Sunday, April 30, 2017

Gold: Musings & Peptalk

February 27, 2009 by · Leave a Comment 

By Jim Willie CB, Kitcogold


What a difference one week makes! With a gold price daring the $1000 mark in defiance, boldness prevailed, investors took heart, analysts cheered, and the establishment cringed. This week, with a very ordinary selloff in consolidation, optimism has vanished in what can only be characterized as silly. Gold & silver will take over the globe as anchors in a sea of shifting sands, all in time. We have seen the crude oil price fall from $140 something to $40 something, the Dow Jones Industrial stock index fall from 14,000 something to 7000 something, the housing price index fall every month by over 10% on an annual basis, and hundreds of billion$ vanish in bank equity. But gold falls from $1000 to $940 or $950, and suddenly the precious metal story is repudiated? Utterly absurd! The currencies of the world are one by one being discredited. Gold and only gold can take the mantle within the financial sector. Gold and only gold can grab the reins of the horse team run wild. Watch as crude oil and energy supply generally takes a different mantle within the barter arena of the commercial sectors. They will bypass the corrupted commodity price discovery system. New currencies have already been agreed upon. Their inception requires only the passage of time. They will be launched amidst the growing crisis whose script has been written.


The gold price broke above the 980 resistance level. Doing so technically did not come convincingly though. The U-shaped reversal pattern is clear, nicely rounded, enough to warrant the name ‘Cup & Handle’ from the charting lexicon. The top of the cup is 980 on the left side and 1000 on the right side. The positive bias is bullish. Notice all moving averages are in bullish mode, having crossed over. The bull run in gold has come from a bottom of roughly 700 up to 1000. The corrections in December and January were not small. Now the February correction might not be small. But they are fit within the bullish scenario. The MACD cyclical still looks healthy and strong. Support in the current pullback and consolidation appears to be in the 900 to 925 ribbon range. THE GOLD CHART IS CARVING OUT THE RIGHT SIDE HANDLE IN THE CUP & HANDLE REVERSAL PATTERN. From there, a breakout comes.

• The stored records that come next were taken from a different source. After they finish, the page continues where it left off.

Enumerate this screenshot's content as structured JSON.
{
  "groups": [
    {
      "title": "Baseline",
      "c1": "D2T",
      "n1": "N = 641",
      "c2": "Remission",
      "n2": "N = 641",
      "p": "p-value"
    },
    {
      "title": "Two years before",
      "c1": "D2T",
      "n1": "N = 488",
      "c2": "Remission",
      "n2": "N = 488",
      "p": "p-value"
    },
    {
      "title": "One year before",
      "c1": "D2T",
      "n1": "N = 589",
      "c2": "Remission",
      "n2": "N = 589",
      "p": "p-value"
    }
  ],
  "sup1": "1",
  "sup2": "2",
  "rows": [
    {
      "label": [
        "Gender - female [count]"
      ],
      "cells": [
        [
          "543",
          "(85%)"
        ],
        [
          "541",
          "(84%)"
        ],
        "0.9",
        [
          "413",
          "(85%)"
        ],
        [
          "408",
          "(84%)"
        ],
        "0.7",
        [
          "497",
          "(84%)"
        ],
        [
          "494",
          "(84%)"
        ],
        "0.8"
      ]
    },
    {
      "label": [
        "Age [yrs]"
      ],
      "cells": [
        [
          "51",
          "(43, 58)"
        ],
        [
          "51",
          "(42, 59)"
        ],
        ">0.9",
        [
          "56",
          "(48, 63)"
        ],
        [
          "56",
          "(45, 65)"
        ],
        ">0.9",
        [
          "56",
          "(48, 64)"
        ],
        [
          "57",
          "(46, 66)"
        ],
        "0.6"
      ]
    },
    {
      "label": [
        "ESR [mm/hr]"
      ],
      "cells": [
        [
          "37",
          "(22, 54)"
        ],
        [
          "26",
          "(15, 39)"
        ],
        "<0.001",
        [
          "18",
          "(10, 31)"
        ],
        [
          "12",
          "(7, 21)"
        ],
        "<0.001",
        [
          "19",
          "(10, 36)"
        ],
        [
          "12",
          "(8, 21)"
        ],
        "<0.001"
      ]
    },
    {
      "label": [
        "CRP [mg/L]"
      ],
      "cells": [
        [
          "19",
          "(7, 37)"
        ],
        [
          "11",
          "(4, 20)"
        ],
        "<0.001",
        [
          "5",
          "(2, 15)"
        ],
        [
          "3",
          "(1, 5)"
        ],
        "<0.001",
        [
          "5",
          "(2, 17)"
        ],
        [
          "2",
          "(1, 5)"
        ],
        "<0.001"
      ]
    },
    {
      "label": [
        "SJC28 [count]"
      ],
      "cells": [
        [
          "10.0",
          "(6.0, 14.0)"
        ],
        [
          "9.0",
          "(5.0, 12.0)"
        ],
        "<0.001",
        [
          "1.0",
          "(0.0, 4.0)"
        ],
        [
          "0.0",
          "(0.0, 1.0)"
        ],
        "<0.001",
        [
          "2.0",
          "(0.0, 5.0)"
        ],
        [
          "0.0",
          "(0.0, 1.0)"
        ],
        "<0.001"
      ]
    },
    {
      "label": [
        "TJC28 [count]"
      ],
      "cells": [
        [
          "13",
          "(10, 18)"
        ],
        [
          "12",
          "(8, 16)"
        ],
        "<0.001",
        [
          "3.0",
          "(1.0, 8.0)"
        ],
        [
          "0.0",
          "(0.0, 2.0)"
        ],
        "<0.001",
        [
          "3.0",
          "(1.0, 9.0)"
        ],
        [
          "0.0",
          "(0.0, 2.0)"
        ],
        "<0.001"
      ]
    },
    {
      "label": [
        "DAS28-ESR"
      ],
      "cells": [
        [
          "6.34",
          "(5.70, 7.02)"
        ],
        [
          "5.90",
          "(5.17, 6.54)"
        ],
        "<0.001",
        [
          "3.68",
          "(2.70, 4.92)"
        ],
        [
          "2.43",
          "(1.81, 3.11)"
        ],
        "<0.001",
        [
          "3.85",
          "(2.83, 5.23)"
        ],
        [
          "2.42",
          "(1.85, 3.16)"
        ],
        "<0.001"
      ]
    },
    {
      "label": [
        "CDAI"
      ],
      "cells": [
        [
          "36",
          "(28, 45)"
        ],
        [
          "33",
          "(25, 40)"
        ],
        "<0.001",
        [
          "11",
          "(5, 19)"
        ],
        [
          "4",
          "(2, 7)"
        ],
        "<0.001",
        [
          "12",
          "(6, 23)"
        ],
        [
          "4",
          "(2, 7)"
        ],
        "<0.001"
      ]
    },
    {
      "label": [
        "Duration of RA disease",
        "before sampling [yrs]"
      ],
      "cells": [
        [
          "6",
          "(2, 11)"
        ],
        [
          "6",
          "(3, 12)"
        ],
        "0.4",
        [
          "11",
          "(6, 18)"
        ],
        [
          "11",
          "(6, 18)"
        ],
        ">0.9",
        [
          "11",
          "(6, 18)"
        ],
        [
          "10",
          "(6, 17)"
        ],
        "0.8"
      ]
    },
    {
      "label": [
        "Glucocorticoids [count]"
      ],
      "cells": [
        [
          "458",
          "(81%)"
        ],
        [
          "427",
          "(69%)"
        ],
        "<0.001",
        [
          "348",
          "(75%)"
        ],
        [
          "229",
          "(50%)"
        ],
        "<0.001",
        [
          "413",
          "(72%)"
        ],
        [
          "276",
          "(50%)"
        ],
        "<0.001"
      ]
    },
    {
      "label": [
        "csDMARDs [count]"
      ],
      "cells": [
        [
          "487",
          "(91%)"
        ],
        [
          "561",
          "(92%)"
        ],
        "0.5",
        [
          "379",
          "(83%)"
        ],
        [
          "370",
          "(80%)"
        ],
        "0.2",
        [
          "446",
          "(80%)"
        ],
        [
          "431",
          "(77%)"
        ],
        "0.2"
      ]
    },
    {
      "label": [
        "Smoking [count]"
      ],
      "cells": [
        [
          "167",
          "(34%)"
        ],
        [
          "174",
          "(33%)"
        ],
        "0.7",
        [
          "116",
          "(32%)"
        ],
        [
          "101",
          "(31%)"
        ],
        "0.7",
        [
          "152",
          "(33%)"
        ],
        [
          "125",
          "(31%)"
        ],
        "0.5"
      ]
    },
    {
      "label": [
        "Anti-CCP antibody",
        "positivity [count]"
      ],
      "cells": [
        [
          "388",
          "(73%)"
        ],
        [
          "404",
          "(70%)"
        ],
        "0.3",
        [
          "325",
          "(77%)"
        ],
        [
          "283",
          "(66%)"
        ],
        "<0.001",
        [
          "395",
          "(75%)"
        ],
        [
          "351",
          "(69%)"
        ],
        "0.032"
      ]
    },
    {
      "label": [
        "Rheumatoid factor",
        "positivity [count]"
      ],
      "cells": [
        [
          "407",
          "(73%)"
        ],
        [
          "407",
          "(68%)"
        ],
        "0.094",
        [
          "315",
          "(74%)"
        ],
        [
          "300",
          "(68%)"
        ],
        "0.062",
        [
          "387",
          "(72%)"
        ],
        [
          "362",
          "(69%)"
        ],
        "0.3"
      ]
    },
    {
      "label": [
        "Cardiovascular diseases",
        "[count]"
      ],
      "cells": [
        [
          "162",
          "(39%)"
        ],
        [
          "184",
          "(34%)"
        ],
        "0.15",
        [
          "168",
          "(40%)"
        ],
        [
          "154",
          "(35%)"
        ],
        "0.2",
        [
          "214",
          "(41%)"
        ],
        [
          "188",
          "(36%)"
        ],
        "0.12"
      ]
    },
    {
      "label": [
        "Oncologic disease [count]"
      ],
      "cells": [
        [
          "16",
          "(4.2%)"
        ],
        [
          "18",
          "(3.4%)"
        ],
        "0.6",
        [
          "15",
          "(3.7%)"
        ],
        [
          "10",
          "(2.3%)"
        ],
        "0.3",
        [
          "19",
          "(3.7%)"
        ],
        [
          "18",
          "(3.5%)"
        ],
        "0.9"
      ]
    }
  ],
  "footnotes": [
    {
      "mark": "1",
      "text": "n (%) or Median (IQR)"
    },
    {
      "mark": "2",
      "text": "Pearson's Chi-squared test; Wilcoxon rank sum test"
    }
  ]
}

Never lose sight of the fact that a slightly lower gold price continues to attract foreign investment funds. The Chinese, Arabs, Japanese, Koreans, Russians, and Germans all sit on vast USTreasury Bond holdings. They are nervous. They are converting to gold gradually. They will demonstrate some patience. Don’t expect them to wait for anything lower than 900. My expectation is for 900-925 to act as a powerful oppositely charged magnet, and repel gold upward. The next leg for gold will easily surpass the important $1000 mark. Its leg will start close enough to $1000 in order to put some distance behind it. Some day in the future, and not too distant, the gold price will look at the $1000 mark as far below its current price.


A small news item appeared in the press this week, one which gathered almost no attention. If Morgan Stanley expects gold to slide all year, and silver to slide all year, like down to $11 per ounce in a corporate research forecast, then maybe they should tell Goldman Sachs. The kings of insider trading, taking full advantage of both USGovt implemented policy and politically managed commodity indexes, Goldman Sachs made an important move. They covered their remaining 69 short gold futures positions on the Tokyo Commodity Exchange (TOCOM). They have reduced their position to zero. In May 2006, the GSax position reached 52,000 short gold contracts. Now it is zero. TOCOM is unique, unlike the corrupted US commodity exchanges, since it requires all parties to post and publish their positions in a public manner. So Goldman must know something about the hugely positive prospects of gold. How about the new currencies to arrive by the stork in about one year time will all contain a gold component??? The simplest statement one can make about Wall Street is that traders became traitors.


The establishment that embraces fiat currencies prefers to announce that jewelry demand is down in India, down in general globally, due to price reactions. How about telling the other story? That would be how the gold investment demand and silver investment demand has soared 400% in the last year or so. The data is astounding, but such a story would go counter to the belief that gold is a commodity. Gold is money, and fiat currencies are essentially denominated debt. Investment demand has soared since debt destruction has exposed currencies to be universally deficient, unmasked as debt instruments. The global banking system has been ruined by virtue of both the ridiculous growth in debt and the indefensible foundation of currencies. Furthermore, the coin shortage is touching all corners of the globe, as investment demand reaches levels to alarm officials. Maybe the USMint will close a few days per month, just like the California government agency offices.